Художник задумчиво кивнул. Затем указал на верхушку лестницы, где к перекладине у окна прицепился еще один темный комочек, видимый в отраженном свете хионных линий.

– Художник, – прошептала Юми, – они правда опасны?

– Еще как.

– Но если стабильный кошмар разгуливает на свободе уже не первую неделю… почему он никого не убил?

Художник не ответил, лишь посмотрел на окно.

– Вдруг вы чего-то не понимаете? – продолжила Юми. – Я думала, что знаю о своей жизни все, но оказалось, что меня во многом обманывали. Может, у вас то же самое?

– Нет. Я видел фотографии городов, уничтоженных этими тварями.

– Как одно существо, пусть даже кошмар, может уничтожить целый город?

– Когда они стабильны, им трудно помешать. Они зовут друзей. Стоит одному стабилизироваться, как за ним тянутся другие. – Художник сделал паузу. – Мы так полагаем.

– Полагаете?

– Последний раз город уничтожали много десятилетий назад, и выжившие не смогли ничего толком объяснить. Говорили о десятках буйствующих кошмаров. – Художник посмотрел на Юми. – Но я гарантирую, что они опасны. Я лично видел, как один из них ранил ребенка до крови. Может, у меня нет ответов на все вопросы, но я твердо знаю, что кошмары – угроза для нас.

Юми кивнула, перевела дух и полезла посмотреть, что скрывается за окном.

Однако Художник остановил ее:

– Моя очередь быть привидением. На всякий случай держи звонок наготове. Он заведен; тебе нужно лишь щелкнуть переключателем, и звон услышат в соседних районах.

Юми хотела было возразить, но Художник рассуждал здраво. К чему ей рисковать, когда он может подкрасться к кошмару незаметно? Художник подаст сигнал, если окажется, что кошмар стабилен, или в случае, если необходимо продолжать поиски.

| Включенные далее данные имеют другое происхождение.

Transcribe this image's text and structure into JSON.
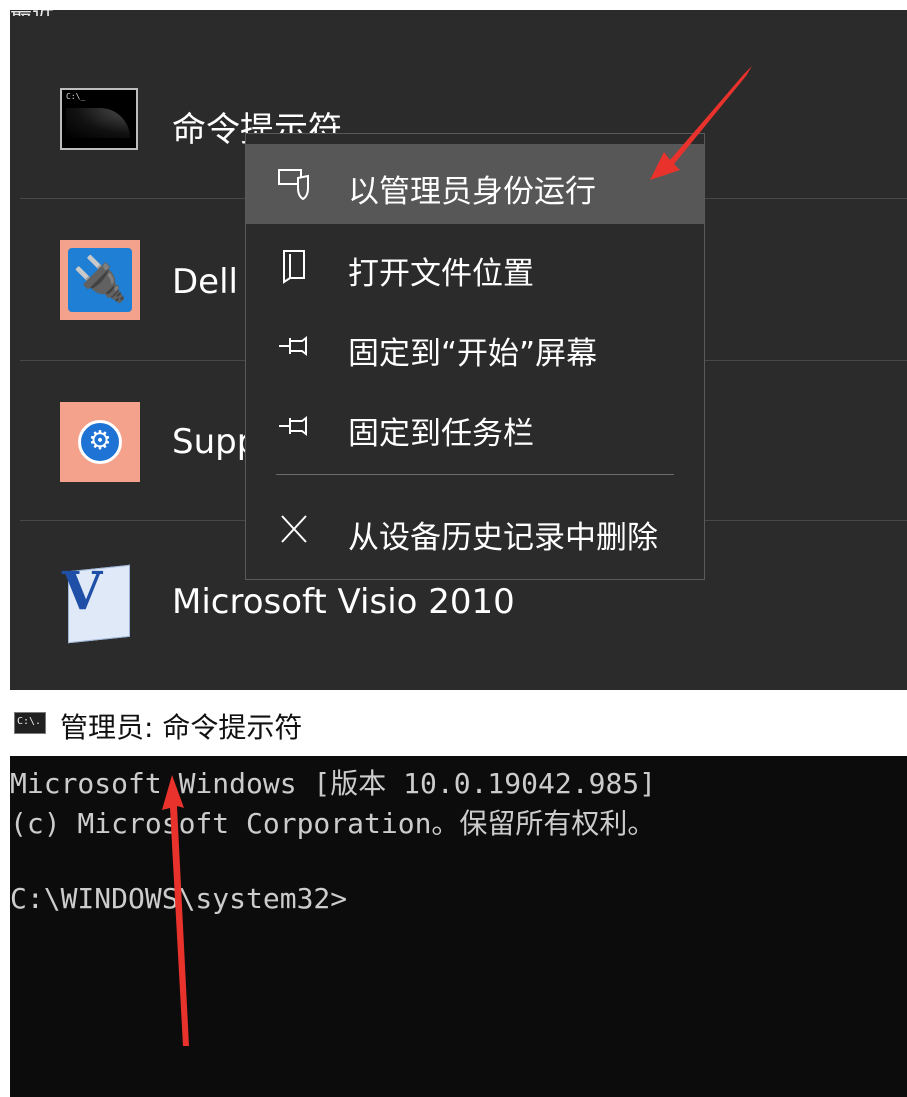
{
  "start_menu": {
    "apps": [
      {
        "label": "命令提示符",
        "icon": "command-prompt-icon"
      },
      {
        "label": "Dell",
        "icon": "dell-power-plug-icon"
      },
      {
        "label": "Supp",
        "icon": "support-wrench-icon"
      },
      {
        "label": "Microsoft Visio 2010",
        "icon": "visio-icon"
      }
    ],
    "top_fragment": "最近"
  },
  "context_menu": {
    "items": [
      {
        "label": "以管理员身份运行",
        "icon": "run-as-admin-shield-icon",
        "highlighted": true
      },
      {
        "label": "打开文件位置",
        "icon": "open-file-location-icon",
        "highlighted": false
      },
      {
        "label": "固定到“开始”屏幕",
        "icon": "pin-icon",
        "highlighted": false
      },
      {
        "label": "固定到任务栏",
        "icon": "pin-icon",
        "highlighted": false
      },
      {
        "label": "从设备历史记录中删除",
        "icon": "close-x-icon",
        "highlighted": false
      }
    ]
  },
  "console": {
    "title": "管理员: 命令提示符",
    "icon_text": "C:\\.",
    "lines": [
      "Microsoft Windows [版本 10.0.19042.985]",
      "(c) Microsoft Corporation。保留所有权利。",
      "",
      "C:\\WINDOWS\\system32>"
    ]
  },
  "colors": {
    "menu_bg": "#2b2b2b",
    "menu_highlight": "#575757",
    "console_bg": "#0c0c0c",
    "console_text": "#cccccc",
    "arrow": "#e8322b"
  }
}
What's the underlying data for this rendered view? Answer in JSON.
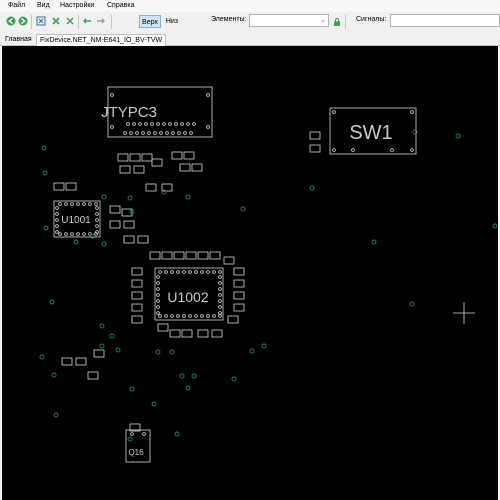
{
  "menu": {
    "file": "Файл",
    "view": "Вид",
    "settings": "Настройки",
    "help": "Справка"
  },
  "toolbar": {
    "side_top": "Верх",
    "side_bottom": "Низ",
    "elements_label": "Элементы:",
    "elements_value": "",
    "signals_label": "Сигналы:",
    "signals_value": ""
  },
  "tabs": [
    {
      "label": "Главная"
    },
    {
      "label": "FixDevice.NET_NM-E641_IO_BV-TVW"
    }
  ],
  "board": {
    "components": {
      "jtypc3": "JTYPC3",
      "sw1": "SW1",
      "u1001": "U1001",
      "u1002": "U1002",
      "q16": "Q16"
    }
  },
  "colors": {
    "canvas_bg": "#000000",
    "outline": "#d8d8d8",
    "via": "#1e8a4a",
    "text": "#c8c8c8",
    "active_tab_border": "#7eb4ea"
  }
}
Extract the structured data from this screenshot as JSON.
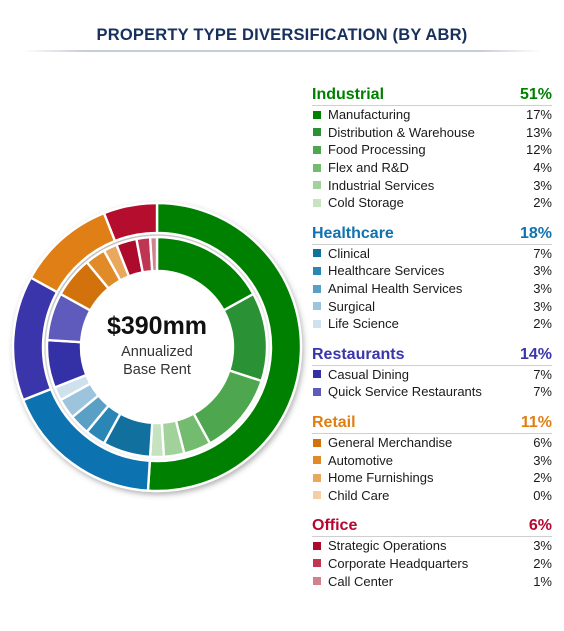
{
  "header": {
    "title": "PROPERTY TYPE DIVERSIFICATION (BY ABR)",
    "title_color": "#17315c"
  },
  "donut": {
    "center": {
      "amount": "$390mm",
      "line1": "Annualized",
      "line2": "Base Rent"
    }
  },
  "chart_data": {
    "type": "pie",
    "title": "PROPERTY TYPE DIVERSIFICATION (BY ABR)",
    "subtype": "nested-donut",
    "center_value": "$390mm",
    "center_label": "Annualized Base Rent",
    "start_angle_deg": 0,
    "direction": "clockwise",
    "units": "percent of ABR",
    "legend_position": "right",
    "groups": [
      {
        "name": "Industrial",
        "total": 51,
        "total_label": "51%",
        "color": "#008000",
        "items": [
          {
            "label": "Manufacturing",
            "value": 17,
            "value_label": "17%",
            "color": "#008000"
          },
          {
            "label": "Distribution & Warehouse",
            "value": 13,
            "value_label": "13%",
            "color": "#2a9134"
          },
          {
            "label": "Food Processing",
            "value": 12,
            "value_label": "12%",
            "color": "#4ea74f"
          },
          {
            "label": "Flex and R&D",
            "value": 4,
            "value_label": "4%",
            "color": "#73bb6f"
          },
          {
            "label": "Industrial Services",
            "value": 3,
            "value_label": "3%",
            "color": "#a2d29b"
          },
          {
            "label": "Cold Storage",
            "value": 2,
            "value_label": "2%",
            "color": "#c6e3bf"
          }
        ]
      },
      {
        "name": "Healthcare",
        "total": 18,
        "total_label": "18%",
        "color": "#1072b0",
        "items": [
          {
            "label": "Clinical",
            "value": 7,
            "value_label": "7%",
            "color": "#12709f"
          },
          {
            "label": "Healthcare Services",
            "value": 3,
            "value_label": "3%",
            "color": "#2a86b4"
          },
          {
            "label": "Animal Health Services",
            "value": 3,
            "value_label": "3%",
            "color": "#5a9fc4"
          },
          {
            "label": "Surgical",
            "value": 3,
            "value_label": "3%",
            "color": "#9cc4dc"
          },
          {
            "label": "Life Science",
            "value": 2,
            "value_label": "2%",
            "color": "#cfe1ed"
          }
        ]
      },
      {
        "name": "Restaurants",
        "total": 14,
        "total_label": "14%",
        "color": "#3a35ab",
        "items": [
          {
            "label": "Casual Dining",
            "value": 7,
            "value_label": "7%",
            "color": "#3430a5"
          },
          {
            "label": "Quick Service Restaurants",
            "value": 7,
            "value_label": "7%",
            "color": "#5f5bbd"
          }
        ]
      },
      {
        "name": "Retail",
        "total": 11,
        "total_label": "11%",
        "color": "#df7f12",
        "items": [
          {
            "label": "General Merchandise",
            "value": 6,
            "value_label": "6%",
            "color": "#d2720d"
          },
          {
            "label": "Automotive",
            "value": 3,
            "value_label": "3%",
            "color": "#e08a28"
          },
          {
            "label": "Home Furnishings",
            "value": 2,
            "value_label": "2%",
            "color": "#eaa85f"
          },
          {
            "label": "Child Care",
            "value": 0,
            "value_label": "0%",
            "color": "#f5cfa4"
          }
        ]
      },
      {
        "name": "Office",
        "total": 6,
        "total_label": "6%",
        "color": "#b5072f",
        "items": [
          {
            "label": "Strategic Operations",
            "value": 3,
            "value_label": "3%",
            "color": "#ad0b2c"
          },
          {
            "label": "Corporate Headquarters",
            "value": 2,
            "value_label": "2%",
            "color": "#c03652"
          },
          {
            "label": "Call Center",
            "value": 1,
            "value_label": "1%",
            "color": "#d2818f"
          }
        ]
      }
    ]
  }
}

Он тихо поднялся еще на два этажа и заглянул в окно. Юми в нетерпении ждала, сжимая одной рукой звонок, а другой – широкую сумку с холстами и не обращая внимания на боль от врезавшейся в плечо лямки. Она старалась ни о чем не думать и просто дышала. Вдох – выдох.

Вдох – выдох. Вдох – выдох.

Художник повернулся и покачал головой:

– Там есть кошмар, но не тот. Идем дальше.

Он начал спускаться, но Юми осталась на месте. Смотрела, подняв голову.

– Что будет, – прошептала она, – если мы его не поймаем?

– Может стабилизироваться, – признал Художник, успевший спуститься на полмарша. – Но для этого понадобится много вылазок.

– Ты уже больше двух недель не патрулировал, – сказала Юми. – Двадцать семь дней. И тебя, вероятно, никто не подменяет. Что хорошего, если мы погонимся за стабильным кошмаром, при этом позволив куче других свободно кормиться и обретать форму?

– Если этот кошмар забредет на другой участок, его рано или поздно встретят.

– А если не забредет? Я могу покончить с ним прямо сейчас.

– Слишком опасно, – отрезал Художник.

– Почему? Если он нестабилен, то мне не навредит. Ведь так?

Художник встал рядом с ней.

– Юми, они питаются не только людскими сновидениями, но и мыслями. Разумом. Вдобавок не исключено, что этот уже начал стабилизироваться. По виду не всегда можно сказать.

Юми посмотрела Художнику в глаза и полезла вверх. Она училась несколько недель. Для чего, как не для этого?